Une semaine dense, où n’ont pas été chroniquées une rencontre avec des Vietnamiens à la CCI ; et le 10e salon du livre juridique (dont j’avais raté une ou deux dernières occurrences), un évènement que j’aime toujours beaucoup, permettant de rencontrer plein de beau monde et de repartir avec des bouquins (malheureusement non dédicacé, par mon chouchou Christophe Jamin).

(soft) decadance

Ohad Naharin investit Paris. Alors qu’il n’y ait que très très rarement donné, voilà-t-il pas qu’en plus de squatter Chaillot, il a aussi programmé une sorte de bestof de ses pièces emblématique à Garnier : « Decadance », qui entre au répertoire sous une nouvelle version — le programme parle à la fois d’une création en 2000, mais aussi d’extraits de Mabul (1992), Anaphase (1993), Zachacha (1998), Naharin’s virus (2001), Three (2005), Telophaza (2006), MAX (2007), Seder (2007), Sadeh21 (2011). Pas avec ses danseurs, de fait, mais avec une formidable équipe B de l’opéra (pour une soirée Arop où quelques fumets et bruits de verres pénètrent les loges, alors que les tables occupent déjà la galerie).

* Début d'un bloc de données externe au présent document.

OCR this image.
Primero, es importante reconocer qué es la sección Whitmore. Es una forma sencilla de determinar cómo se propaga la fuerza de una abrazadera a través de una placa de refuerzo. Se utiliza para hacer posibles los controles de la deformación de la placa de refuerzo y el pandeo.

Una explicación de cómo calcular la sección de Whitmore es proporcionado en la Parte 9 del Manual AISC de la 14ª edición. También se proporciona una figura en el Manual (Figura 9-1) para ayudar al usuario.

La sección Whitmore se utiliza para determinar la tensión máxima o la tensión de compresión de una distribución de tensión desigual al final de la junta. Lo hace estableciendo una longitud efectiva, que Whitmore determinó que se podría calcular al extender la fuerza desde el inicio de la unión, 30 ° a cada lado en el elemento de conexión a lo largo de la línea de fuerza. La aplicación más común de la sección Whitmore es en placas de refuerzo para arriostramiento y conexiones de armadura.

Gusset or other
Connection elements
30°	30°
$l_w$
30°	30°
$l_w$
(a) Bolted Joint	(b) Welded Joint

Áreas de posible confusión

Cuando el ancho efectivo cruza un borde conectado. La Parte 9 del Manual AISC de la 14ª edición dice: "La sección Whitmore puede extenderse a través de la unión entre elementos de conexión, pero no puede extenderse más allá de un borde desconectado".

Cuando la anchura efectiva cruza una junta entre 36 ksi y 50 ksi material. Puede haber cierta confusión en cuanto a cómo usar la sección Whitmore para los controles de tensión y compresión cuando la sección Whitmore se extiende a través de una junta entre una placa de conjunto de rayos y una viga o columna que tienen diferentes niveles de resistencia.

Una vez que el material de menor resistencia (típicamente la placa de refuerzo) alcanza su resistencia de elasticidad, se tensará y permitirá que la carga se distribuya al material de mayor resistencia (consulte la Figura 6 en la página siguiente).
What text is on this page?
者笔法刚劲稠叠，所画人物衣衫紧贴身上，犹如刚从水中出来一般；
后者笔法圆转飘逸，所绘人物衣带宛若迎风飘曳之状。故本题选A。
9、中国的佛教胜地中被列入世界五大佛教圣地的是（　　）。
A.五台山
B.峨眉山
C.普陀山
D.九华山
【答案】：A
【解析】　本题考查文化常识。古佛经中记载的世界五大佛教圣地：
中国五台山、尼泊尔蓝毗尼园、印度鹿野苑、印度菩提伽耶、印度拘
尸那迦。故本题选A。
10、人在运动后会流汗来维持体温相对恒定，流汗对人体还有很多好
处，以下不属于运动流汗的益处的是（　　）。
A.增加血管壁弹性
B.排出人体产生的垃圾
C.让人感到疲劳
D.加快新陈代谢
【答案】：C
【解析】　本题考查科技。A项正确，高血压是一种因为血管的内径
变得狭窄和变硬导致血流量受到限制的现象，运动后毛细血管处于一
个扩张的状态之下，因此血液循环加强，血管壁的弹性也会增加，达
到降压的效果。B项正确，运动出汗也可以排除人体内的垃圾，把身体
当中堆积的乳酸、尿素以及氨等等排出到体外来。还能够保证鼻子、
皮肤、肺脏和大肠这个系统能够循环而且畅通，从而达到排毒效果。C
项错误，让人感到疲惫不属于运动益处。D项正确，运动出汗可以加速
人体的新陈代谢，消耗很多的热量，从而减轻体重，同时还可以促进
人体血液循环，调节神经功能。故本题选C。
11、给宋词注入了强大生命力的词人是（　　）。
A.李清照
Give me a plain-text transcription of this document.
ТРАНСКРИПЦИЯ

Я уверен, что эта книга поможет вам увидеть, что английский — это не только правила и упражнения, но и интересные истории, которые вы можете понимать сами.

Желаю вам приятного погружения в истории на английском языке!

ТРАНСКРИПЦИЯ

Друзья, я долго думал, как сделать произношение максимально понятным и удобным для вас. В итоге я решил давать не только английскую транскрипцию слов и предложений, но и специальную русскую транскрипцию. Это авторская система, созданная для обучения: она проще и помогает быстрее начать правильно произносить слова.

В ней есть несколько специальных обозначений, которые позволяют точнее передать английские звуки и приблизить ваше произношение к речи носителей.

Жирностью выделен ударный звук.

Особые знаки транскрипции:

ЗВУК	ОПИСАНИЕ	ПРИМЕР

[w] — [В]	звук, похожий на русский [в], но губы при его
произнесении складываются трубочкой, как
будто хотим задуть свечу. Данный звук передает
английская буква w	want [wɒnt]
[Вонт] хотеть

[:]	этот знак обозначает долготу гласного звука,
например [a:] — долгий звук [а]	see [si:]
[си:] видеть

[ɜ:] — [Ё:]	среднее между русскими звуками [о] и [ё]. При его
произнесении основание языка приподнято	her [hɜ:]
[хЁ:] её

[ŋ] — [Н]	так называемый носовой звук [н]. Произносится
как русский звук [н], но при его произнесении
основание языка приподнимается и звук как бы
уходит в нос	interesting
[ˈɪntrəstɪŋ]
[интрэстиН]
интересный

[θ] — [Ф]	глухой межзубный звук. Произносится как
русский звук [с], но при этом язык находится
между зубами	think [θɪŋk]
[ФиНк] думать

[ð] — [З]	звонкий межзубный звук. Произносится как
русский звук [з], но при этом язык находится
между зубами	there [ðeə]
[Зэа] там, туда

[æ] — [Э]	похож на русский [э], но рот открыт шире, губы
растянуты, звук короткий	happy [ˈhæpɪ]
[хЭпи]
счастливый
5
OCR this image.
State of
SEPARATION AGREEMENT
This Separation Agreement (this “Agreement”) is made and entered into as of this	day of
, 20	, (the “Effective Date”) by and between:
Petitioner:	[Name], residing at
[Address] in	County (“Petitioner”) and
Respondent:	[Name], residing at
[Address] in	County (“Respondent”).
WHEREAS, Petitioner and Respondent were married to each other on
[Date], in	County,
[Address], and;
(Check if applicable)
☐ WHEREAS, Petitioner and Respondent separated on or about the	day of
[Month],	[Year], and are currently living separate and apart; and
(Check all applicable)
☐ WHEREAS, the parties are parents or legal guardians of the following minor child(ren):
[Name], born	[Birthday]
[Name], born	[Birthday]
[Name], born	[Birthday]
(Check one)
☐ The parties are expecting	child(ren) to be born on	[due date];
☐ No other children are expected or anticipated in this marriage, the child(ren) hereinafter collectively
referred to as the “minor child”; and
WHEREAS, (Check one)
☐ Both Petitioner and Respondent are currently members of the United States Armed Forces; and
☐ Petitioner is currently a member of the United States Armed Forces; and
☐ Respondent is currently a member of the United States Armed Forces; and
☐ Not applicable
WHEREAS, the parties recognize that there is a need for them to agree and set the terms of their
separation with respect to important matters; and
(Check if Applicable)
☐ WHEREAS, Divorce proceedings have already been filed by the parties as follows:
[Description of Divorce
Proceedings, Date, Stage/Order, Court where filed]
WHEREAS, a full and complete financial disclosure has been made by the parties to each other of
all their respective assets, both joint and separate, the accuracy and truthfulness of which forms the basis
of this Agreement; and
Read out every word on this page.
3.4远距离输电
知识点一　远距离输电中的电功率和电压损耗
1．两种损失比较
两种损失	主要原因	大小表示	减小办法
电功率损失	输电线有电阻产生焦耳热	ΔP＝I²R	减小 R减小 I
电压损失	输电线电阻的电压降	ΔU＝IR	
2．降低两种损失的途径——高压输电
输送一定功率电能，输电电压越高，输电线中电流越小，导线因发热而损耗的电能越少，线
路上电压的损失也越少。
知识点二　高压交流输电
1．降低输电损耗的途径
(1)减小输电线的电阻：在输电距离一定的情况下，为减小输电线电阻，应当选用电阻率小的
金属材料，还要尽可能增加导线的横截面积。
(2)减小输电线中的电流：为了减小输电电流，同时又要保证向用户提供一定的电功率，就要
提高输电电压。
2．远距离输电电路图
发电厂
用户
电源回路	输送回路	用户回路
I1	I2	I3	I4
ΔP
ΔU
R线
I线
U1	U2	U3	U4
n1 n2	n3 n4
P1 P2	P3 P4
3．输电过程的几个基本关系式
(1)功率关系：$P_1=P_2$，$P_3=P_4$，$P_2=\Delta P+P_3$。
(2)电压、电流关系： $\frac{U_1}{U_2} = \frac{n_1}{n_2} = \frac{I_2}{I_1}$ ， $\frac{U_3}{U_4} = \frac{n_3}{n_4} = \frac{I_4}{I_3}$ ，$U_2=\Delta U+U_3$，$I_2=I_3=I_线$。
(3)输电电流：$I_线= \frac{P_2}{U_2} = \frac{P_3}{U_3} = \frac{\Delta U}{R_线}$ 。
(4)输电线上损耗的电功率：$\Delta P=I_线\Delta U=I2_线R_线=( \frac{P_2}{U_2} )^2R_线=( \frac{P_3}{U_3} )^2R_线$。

Côté dames : Marion Barbeau, Aurélia Bellet, Alice Catonnet, Aubane Philbert, Silvia Saint-Martin, Ida Viikinkoski, Katherine Higgins, Juliette Hilaire, Caroline Osmont, Camille de Bellefon, Célia Drouy, Marion Gautier de Charnacé, Clémence Gross, Héloïse Jocqueviel, Sofia Rosolini et Seo-Hoo Yun. Rien que Gautier de Charnacé et Jocqueviel dans la même team, ça fait rêver (mouillé). Côté messieurs : Aurélien Houette, Pablo Legasa, Marc Moreau, Francesco Mura, Nicolas Paul, Jérémy-Loup Quer, Daniel Stokes, Yvon Demol, Antoine Kirscher, Mickaël Lafon, Simon Le Borgne, Hugo Vigliotti, Takeru Coste, Julien Guillemard, Antonin Monié, Andréa Sarri. Not so bad!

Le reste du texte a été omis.